DIRECTV moved to dismiss the plaintiffs’ claims. The district court applied a two-step inquiry to the plaintiffs’ claims – with the first question being whether the individual worker is an employee of each putative joint employer, and if the answer was “yes,” turning to the second question of whether an entity other than the direct employer is a joint employer of the worker. The district court determined that, in this instance, the plaintiffs had failed to allege sufficient facts to establish the joint employer relationship, and therefore dismissed the FLSA claims against DIRECTV.
The Court’s Rulings: The Fourth Circuit reversed the district court’s dismissal. It found that the trial court had inverted the relevant inquiry as to joint employer status. Noting that it had addressed the proper order of analysis in FLSA joint employment action in a prior case, Schultz v. Capital Int’l Securities Inc., the Fourth Circuit stated that the first step is to “determine whether the defendant and one or more additional entities shared, agreed to allocate responsibility for, or otherwise codetermined the key terms and conditions of the plaintiff’s work.” The second step of the analysis asks whether the worker is an employee or independent contractor – the answer to which depends in large part on the answer to the first question. The Fourth Circuit further explained that “the joint employment doctrine is premised on the theory that, when two or more entities jointly employ a worker, the worker’s entire employment arrangement must be viewed as ‘one employment’ for purposes of determining whether the worker was an employee or independent contractor under the FLSA.” (internal quotations omitted).
The Fourth Circuit explained that this two-step analysis “will not automatically render every independent contractor who performs services for two or more entities an ‘employee’ within the FLSA’s scope.
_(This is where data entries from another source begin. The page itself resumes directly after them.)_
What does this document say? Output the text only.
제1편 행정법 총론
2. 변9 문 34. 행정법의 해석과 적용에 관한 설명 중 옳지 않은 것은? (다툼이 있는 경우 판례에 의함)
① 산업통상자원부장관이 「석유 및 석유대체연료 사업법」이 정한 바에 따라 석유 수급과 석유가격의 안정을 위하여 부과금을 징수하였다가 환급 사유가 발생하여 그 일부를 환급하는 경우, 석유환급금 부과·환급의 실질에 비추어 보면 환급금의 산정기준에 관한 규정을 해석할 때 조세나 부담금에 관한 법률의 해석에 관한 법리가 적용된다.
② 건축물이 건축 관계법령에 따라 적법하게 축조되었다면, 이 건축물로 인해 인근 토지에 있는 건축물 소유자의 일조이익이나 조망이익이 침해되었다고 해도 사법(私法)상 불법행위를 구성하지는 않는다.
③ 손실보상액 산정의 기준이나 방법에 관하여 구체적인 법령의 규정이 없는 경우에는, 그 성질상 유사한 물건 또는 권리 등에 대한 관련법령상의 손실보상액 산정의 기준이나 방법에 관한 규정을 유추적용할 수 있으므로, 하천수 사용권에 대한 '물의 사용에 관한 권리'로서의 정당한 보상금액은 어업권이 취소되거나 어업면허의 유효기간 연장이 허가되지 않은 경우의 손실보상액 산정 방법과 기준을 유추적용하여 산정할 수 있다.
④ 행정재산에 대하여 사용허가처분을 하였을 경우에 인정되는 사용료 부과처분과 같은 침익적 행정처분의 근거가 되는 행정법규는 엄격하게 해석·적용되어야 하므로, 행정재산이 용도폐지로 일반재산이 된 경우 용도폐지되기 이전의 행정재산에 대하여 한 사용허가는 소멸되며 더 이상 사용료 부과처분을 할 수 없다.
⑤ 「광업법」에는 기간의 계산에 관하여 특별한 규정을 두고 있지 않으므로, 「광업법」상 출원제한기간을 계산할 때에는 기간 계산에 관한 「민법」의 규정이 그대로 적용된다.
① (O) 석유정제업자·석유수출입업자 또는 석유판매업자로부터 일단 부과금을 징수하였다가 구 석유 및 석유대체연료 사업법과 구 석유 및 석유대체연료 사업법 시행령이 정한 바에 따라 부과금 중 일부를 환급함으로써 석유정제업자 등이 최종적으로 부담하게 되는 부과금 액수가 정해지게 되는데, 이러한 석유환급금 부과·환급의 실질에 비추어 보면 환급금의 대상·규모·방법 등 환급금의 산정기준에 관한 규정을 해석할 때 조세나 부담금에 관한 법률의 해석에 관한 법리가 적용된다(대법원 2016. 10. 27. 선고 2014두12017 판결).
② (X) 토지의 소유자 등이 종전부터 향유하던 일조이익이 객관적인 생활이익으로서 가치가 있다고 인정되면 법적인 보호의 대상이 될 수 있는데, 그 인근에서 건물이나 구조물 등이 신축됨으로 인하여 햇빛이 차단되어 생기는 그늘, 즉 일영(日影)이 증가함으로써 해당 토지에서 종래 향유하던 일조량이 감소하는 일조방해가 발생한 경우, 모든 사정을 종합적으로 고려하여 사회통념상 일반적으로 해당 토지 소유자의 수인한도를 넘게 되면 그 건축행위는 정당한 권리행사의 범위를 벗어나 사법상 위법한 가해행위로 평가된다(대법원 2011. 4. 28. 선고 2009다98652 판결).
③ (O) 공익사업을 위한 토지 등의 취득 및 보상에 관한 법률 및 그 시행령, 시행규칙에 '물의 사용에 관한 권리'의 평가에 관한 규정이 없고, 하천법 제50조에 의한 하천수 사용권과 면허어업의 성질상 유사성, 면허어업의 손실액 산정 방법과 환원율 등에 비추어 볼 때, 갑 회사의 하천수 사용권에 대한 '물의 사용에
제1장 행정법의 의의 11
Rather, under this two-step inquiry, individual who bear true hallmarks of independent contractor status will remain outside of the FLSA’s scope even if they perform work for two or more entities that are ‘not completely disassociated’ with respect to those individuals’ work.”
With regard to the two-step analysis, the Fourth Circuit noted that the district court had also applied the wrong test for joint employment, rather than the newly-articulated test from Salinas. The use of the wrong, “unduly restrictive” test meant that the district court had erred in granting the motion to dismiss. Further, the Fourth Circuit noted that the district court had also erred in concluding that a majority of factors must weigh in favor of joint employment for it to exist.
The Fourth Circuit then applied the correct legal standards to the plaintiffs’ claims. First, the Fourth Circuit found the plaintiffs had sufficiently alleged that DIRECTV and its subcontractors, through various provider agreements and standards, “shared authority of hiring, firing and compensation.” Thus, the plaintiffs had made out a plausible claim that DIRECTV and its subcontractors were “not completely disassociated.”
Next, the Fourth Circuit turned to the question of whether under the plaintiffs’ “one employment” with DIRECTV and its subcontractors, the plaintiffs had sufficient alleged that they were employees rather than independent contractors. Relying upon the six-factor independent contractor test identified in our discussion of the Salinas case, the Fourth Circuit determined that the plaintiffs had sufficiently alleged that they were effectively economically dependent on DIRECTV. DIRECTV “collectively influenced nearly every aspect of Plaintiffs’ work as DIRECTV technicians” – including hiring, compensation, training, control of the manner and timing of installations, and dress.
In conclusion, the Fourth Circuit found that the plaintiffs had adequately alleged that DIRECTV and its subcontractors were joint employers of the technicians, and that the plaintiffs were economically dependent upon them, meaning that they were employees rather than independent contractors.
Practical Impact: In conjunction with the Salinas case, this case vastly expands the likelihood that joint employer status will be found in many more situations – and that it will be more difficult to establish independent contractor status.